Logical Family by Armistead Maupin

Logical FamilyLogical Family follows the life of Armistead Maupin, who first made his mark in the literary world as the writer of a daily serial that began in the 1970s for the San Francisco Chronicle.  This serial would evolve into the long-lived and much-loved Tales of the City series, nine in all, that recount the juicy backstories of the residents of 28 Barbary Lane.

Maupin has quite a backstory – originally from Raleigh, he grew up with a conservative southern father and somewhat more tolerant mother.  In his young adulthood, Maupin was politically conservative himself (he even pulled a stint working for Jesse Helms), served in the navy during the Vietnam War, then spent his post- military life writing for several jobs and generally finding himself, and his sexuality.

Maupin’s move to San Francisco in the early 1970s provided him with a much needed community; he found there his “logical family” that he lacked earlier in life.  And in writing the serial that became Tales of the City, he tackled a number of issues that pertained to gay life in San Francisco at the time – the shooting of Harvey Milk, the AIDs epidemic, etc.

Although he’s written a few standalone novels (The Night Listener comes to mind) and now this memoir, The Tales of the City series remains Maupin’s best known batch of work.  I can’t attest to the series as a whole, but I did read the first four books years ago, and then the final (The Days of Anna Madrigal) much more recently and enjoyed them all very much.

In Logical Family, I liked how Maupin chronicled his changing relationships with his family.  Even when he had differences with them (especially his father), he managed to maintain a sense of civility with his parents that was touching, and everyone involved grew with the years – there was way more endearment here than bitterness.

(William Hicks, Information Services)



The Inside Out Man by Fred Strydom

A hapless jazz pianist gets a lucrative offer that at first seems too easy and asinside out man time passes, drives him to extreme measures.

Bent has fended for himself since his mother’s death when he was still in his teens.  A gifted musician, he ekes out a half-life playing a few gigs a week.  Bent has no family, no girlfriend – really no connections, other than the handful of establishments that will let him tickle the ivories for the door.

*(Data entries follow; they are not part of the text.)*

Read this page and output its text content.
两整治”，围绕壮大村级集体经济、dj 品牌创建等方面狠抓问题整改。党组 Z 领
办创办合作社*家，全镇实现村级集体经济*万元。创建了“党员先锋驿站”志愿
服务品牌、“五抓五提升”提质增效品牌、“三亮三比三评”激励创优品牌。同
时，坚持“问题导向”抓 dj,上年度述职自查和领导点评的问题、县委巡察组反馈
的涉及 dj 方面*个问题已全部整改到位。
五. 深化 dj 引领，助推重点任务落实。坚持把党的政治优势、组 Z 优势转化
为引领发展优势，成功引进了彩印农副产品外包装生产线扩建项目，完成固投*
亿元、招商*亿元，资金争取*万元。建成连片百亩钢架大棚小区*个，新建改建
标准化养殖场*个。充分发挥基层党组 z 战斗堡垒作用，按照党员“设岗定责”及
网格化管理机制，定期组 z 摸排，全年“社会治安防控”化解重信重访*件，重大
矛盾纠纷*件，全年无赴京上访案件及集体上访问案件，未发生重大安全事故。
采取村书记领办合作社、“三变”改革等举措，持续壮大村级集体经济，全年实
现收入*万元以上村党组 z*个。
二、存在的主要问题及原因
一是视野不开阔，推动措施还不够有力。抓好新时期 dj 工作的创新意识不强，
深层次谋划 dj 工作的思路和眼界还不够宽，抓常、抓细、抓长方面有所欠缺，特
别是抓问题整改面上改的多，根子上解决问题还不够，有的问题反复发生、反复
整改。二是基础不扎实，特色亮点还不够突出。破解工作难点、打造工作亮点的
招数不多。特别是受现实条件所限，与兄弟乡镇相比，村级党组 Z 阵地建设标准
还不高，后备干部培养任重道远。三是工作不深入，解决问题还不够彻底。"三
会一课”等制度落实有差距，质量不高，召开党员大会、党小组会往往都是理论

The worldly and mysterious Leonard Fry appears at a club where Bent plays and offers him an insane amount of money to play piano at his country estate for a weekend party.  Bent goes for it – and then with some trepidations, he accepts another offer from Leonard after the party.  The deal?  Bent has to lock Leonard in a room in the mansion for one year and feed him three times a day through a slot in the door.  In return, Bent gets free run of the house and cars and a huge cash settlement at the end of a year’s time.

It sounds simple enough, but Bent quickly gets cabin fever, or as much as one can get in an enormous country house.  His dreams become stranger and more vivid.  He has an unfortunate accident while driving one of Leonard’s cars, emerging unscathed but with a great deal of guilt.  From an uncanny start, he soon meets an assumed ex-lover of Leonard’s, and begins a relationship with her.

From his self-imposed exile, Leonard appears to know way more of Bent’s daily activities than is humanly possible.  He knows about Bent’s accident, and is fully aware of his affair.  Leonard starts to taunt Bent, and Bent gets back at him.

Then Bent gets truly unhinged.

The Inside Out Man tracks one man’s breakdown of sanity and identity as he trades drudgery for luxury and finds out the hard way that it was never worth it.  The book is a page-turner (or page-burner, as a review excerpt puts it on the cover) that ratchets up finely but left me confused at the end.  Who is Bent, exactly?